Rédigé par Emy Hovington

Partagée entre l’exigence de fermeté exprimée par la société et la recherche d’équité portée par les tribunaux, la justice pénale canadienne évolue sur une ligne fragile. À cet égard, la détermination d’une peine demeure l’un des exercices les plus complexes du système judiciaire en matière pénale [1] visant notamment la conciliation entre punition et réinsertion [2]. Dans cette perspective, les peines minimales obligatoires ont longtemps été présentées comme un instruments de dissuasion et d’uniformisation, instaurées pour assurer la rigueur du système pénal et renforcer la confiance du public envers la justice [3]. Pourtant, ces peines, qui retirent aux juges une part essentielle de leur pouvoir discrétionnaire, soulèvent depuis plusieurs années un débat de fond sur leur équité et leur efficacité réelle [4].
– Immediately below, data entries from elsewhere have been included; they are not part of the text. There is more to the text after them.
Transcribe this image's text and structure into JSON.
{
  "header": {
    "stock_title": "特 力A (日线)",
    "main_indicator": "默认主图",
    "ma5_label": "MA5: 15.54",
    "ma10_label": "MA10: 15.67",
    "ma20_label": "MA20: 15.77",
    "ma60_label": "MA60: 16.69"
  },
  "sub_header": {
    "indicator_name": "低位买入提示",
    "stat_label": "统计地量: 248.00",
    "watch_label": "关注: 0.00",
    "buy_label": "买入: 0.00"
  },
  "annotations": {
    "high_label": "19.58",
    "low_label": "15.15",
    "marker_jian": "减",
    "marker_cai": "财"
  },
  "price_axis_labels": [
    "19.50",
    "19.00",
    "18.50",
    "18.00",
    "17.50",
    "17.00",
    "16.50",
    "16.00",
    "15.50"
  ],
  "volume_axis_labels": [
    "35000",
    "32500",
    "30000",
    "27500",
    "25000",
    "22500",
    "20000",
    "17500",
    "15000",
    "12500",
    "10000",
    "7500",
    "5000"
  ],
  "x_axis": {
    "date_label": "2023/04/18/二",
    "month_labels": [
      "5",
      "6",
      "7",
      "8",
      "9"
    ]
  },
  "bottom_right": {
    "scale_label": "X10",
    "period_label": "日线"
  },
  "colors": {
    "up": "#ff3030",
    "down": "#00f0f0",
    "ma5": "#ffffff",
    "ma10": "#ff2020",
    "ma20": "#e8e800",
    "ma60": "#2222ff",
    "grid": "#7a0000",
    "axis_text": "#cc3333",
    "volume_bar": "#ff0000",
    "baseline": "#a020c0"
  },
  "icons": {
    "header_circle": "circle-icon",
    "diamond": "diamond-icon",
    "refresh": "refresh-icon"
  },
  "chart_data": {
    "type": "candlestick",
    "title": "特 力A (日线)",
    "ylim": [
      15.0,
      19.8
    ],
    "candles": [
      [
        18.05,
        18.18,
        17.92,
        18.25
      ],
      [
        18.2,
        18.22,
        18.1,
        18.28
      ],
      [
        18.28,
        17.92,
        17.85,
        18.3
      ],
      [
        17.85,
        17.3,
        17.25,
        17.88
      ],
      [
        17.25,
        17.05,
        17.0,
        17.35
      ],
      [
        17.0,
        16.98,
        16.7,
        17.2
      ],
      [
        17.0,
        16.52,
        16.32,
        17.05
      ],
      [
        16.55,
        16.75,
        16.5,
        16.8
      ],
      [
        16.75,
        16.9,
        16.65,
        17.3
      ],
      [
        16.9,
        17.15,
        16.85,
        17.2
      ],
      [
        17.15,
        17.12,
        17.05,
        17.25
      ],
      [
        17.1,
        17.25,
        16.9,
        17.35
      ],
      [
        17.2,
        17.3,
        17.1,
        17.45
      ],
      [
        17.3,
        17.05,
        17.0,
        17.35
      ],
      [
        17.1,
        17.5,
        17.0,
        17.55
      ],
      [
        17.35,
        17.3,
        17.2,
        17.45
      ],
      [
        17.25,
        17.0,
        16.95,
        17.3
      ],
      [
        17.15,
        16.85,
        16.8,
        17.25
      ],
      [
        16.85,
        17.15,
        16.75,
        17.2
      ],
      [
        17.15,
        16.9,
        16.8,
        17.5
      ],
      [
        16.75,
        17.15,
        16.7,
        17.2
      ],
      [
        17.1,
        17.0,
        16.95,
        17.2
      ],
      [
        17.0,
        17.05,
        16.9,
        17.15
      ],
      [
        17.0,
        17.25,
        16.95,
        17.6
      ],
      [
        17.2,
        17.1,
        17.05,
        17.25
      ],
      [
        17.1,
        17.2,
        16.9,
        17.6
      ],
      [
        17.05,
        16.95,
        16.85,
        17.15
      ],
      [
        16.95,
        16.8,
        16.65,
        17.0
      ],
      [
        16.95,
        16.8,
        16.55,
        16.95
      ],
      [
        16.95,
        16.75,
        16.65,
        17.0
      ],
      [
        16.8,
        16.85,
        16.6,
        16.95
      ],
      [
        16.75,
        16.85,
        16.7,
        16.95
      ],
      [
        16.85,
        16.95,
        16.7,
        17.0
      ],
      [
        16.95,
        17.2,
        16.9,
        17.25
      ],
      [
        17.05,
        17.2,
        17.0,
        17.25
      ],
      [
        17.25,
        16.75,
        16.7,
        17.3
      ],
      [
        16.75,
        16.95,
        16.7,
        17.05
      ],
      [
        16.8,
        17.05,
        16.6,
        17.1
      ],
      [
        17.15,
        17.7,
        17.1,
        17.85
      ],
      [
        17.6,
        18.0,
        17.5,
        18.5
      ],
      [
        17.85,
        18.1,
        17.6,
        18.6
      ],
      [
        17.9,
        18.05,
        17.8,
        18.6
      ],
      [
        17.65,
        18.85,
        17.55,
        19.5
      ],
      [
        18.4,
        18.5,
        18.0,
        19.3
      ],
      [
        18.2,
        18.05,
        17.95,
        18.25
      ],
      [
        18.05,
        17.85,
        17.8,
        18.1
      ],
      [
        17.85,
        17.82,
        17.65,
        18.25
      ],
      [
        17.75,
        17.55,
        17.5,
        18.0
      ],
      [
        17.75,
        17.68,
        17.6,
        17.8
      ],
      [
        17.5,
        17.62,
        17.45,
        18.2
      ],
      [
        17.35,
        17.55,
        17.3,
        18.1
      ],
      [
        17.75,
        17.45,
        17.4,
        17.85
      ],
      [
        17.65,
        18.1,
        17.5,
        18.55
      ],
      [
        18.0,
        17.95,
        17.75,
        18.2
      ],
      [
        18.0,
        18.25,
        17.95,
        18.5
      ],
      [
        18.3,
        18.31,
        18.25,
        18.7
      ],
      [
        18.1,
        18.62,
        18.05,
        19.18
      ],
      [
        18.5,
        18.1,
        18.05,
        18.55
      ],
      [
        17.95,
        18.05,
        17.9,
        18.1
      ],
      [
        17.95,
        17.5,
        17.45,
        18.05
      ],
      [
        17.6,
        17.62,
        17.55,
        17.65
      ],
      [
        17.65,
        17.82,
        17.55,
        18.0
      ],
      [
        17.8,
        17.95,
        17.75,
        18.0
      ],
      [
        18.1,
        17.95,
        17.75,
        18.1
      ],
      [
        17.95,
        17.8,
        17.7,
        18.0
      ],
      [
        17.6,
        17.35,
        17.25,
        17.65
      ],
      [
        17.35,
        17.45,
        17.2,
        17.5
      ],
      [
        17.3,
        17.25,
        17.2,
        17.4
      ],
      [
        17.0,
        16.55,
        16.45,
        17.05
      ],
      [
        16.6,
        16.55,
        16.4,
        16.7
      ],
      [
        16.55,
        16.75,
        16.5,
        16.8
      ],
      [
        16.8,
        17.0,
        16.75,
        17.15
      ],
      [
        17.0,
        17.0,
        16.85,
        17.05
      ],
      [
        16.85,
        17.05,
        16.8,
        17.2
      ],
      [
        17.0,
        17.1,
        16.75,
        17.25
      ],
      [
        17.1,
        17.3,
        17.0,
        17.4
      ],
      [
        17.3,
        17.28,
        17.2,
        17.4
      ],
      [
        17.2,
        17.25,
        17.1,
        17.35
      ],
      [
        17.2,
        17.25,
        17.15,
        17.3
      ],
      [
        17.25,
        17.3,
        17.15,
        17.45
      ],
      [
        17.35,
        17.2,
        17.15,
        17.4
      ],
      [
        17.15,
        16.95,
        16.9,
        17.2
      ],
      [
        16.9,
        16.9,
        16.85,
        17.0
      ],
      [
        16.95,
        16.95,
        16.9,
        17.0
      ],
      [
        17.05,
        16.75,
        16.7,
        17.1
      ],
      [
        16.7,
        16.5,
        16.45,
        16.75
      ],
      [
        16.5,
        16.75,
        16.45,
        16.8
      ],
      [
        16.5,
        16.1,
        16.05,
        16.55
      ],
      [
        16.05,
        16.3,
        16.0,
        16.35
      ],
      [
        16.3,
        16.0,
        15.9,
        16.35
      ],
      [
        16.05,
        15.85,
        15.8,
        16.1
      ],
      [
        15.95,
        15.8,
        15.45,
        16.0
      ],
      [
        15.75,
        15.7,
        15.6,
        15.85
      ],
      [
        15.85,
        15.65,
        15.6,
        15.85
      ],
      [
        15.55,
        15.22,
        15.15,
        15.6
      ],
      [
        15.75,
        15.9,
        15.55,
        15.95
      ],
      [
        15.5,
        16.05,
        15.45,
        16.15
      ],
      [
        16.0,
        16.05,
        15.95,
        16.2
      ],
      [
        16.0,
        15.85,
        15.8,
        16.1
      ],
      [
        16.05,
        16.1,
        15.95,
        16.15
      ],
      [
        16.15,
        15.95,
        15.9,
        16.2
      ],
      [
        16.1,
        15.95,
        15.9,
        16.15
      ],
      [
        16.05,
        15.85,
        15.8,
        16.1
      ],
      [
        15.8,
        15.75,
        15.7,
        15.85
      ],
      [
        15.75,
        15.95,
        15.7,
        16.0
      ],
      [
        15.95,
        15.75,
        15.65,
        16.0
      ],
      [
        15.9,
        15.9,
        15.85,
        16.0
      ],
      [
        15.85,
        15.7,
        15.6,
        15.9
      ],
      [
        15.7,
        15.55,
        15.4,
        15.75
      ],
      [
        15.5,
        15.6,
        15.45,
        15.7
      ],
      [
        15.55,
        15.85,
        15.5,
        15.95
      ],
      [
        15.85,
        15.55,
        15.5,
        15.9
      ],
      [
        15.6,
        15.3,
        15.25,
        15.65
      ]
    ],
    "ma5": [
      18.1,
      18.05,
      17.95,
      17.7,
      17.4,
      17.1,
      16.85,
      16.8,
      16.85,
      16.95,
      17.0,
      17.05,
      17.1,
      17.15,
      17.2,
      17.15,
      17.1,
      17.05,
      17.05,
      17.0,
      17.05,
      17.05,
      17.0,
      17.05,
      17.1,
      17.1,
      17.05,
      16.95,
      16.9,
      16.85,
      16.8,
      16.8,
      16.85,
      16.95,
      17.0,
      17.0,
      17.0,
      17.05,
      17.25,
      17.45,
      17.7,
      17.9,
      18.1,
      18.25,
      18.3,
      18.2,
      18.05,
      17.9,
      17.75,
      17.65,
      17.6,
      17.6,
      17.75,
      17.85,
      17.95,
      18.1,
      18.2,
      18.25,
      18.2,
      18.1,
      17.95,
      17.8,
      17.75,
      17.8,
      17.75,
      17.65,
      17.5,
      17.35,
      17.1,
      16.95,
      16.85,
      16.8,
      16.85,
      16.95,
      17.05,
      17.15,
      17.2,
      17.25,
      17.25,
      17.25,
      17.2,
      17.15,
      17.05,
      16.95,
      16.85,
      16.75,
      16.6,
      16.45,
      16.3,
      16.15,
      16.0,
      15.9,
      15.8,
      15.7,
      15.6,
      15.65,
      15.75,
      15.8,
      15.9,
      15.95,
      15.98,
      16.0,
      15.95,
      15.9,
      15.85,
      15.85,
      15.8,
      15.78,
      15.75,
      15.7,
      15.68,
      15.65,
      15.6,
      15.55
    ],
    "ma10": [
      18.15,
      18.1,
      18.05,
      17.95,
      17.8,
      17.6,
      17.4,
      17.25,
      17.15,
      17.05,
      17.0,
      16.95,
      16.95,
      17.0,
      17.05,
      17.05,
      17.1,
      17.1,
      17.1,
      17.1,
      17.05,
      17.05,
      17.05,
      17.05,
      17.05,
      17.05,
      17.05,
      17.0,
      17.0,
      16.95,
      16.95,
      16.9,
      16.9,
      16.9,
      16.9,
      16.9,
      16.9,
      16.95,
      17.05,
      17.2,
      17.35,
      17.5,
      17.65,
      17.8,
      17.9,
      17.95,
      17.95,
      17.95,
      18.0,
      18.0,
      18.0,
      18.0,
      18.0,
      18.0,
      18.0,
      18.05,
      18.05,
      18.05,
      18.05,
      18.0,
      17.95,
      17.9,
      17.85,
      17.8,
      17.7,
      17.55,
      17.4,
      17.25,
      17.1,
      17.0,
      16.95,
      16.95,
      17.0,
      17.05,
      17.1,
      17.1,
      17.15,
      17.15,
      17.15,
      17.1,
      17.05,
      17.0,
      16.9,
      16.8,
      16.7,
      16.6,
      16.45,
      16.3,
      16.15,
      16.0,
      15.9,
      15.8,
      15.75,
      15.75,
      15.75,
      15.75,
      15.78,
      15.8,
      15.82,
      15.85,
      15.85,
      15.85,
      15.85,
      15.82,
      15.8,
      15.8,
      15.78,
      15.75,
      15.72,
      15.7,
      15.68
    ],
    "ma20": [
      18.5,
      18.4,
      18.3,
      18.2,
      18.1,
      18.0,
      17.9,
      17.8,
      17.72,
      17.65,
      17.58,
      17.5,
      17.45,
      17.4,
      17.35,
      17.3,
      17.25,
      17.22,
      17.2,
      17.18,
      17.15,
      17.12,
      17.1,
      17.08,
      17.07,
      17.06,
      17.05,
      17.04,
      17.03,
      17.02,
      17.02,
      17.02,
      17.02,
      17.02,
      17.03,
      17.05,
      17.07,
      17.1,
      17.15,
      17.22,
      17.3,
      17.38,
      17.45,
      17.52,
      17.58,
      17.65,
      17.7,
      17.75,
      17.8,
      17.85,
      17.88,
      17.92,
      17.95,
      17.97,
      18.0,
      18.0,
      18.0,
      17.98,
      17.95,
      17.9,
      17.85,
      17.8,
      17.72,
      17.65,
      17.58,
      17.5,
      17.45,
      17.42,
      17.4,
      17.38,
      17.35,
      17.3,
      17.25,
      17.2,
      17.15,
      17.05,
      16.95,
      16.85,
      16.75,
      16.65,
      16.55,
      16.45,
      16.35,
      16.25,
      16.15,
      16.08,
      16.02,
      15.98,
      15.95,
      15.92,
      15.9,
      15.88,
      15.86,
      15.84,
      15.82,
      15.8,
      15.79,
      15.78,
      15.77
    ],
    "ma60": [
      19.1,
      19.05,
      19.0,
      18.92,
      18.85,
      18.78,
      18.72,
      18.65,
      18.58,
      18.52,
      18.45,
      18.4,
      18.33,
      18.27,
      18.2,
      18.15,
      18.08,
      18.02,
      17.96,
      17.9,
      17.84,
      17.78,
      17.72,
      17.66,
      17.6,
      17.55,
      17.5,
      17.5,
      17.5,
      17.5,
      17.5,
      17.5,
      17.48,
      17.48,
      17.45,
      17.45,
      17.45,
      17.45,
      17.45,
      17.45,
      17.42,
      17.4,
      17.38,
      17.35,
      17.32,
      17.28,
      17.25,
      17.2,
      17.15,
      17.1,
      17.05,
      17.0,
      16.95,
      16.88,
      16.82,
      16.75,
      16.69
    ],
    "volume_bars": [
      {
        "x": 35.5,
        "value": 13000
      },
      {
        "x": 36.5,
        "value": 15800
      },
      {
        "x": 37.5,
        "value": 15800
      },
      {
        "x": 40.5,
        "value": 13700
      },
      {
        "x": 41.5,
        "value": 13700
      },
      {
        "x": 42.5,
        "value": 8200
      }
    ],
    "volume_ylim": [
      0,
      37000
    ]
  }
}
En imposant une sanction fixe minimale pour certaines infractions, quelles que soient les circonstances particulières, le législateur cherche à prévenir la clémence jugée excessive et à affirmer la valeur dissuasive du droit pénal [5]. Cependant, cette rigueur législative entre souvent en tension avec les principes constitutionnels de proportionnalité et de justice individuelle [6]. Les tribunaux ont progressivement encadré cette tension à travers la jurisprudence. L’arrêt R. c. Smith a ouvert la voie en 1987 en reconnaissant qu’une peine minimale pouvait être inconstitutionnelle en vertu de l’article 12 de la Charte canadienne des droits et libertés (ci-après « Charte ») [7] si elle entraînait une sanction exagérément disproportionnée [8].  Par la suite, R. c. Nur a renforcé ce contrôle judiciaire en réaffirmant le rôle du juge comme gardien de la justice fondamentale [9] alors que R. c. Lloyd a mis en lumière les dérives possibles d’un régime rigide, particulièrement dans le contexte des infractions liées à la drogue [10]. Plus récemment, les arrêts R. c. Hills [11] et R. c. Hilbach [12] ont précisé la portée du contrôle constitutionnel des peines minimales, en confirmant la validité de certaines d’entre elles, mais aussi en rappelant les limites de l’intervention judiciaire face aux choix du législateur. Ces décisions illustrent la recherche constante d’un équilibre entre le respect du pouvoir législatif et la sauvegarde des droits fondamentaux consacrés à l’article 12 de la Charte [13].

​Le débat a connu un tournant récent avec le projet de loi C-5, la Loi modifiant le Code criminel et la Loi réglementant certaines drogues et autres substances [14], adopté en 2022. Celui-ci vise à assouplir le régime des peines au Canada en abolissant plusieurs peines minimales obligatoires, en élargissant l’accès aux peines avec sursis et en favorisant le recours à des mesures de traitement ou de soutien plutôt qu’à des poursuites pour possession simple de drogues [15]. Cet article propose d’analyser le cadre juridique entourant les peines minimales au Canada, en retraçant leur évolution législative et jurisprudentielle, avant d’examiner les effets du virage législatif amorcé par le projet de loi C-5 [16] ainsi que les défis persistants qu’il soulève pour une justice à la fois ferme et équitable.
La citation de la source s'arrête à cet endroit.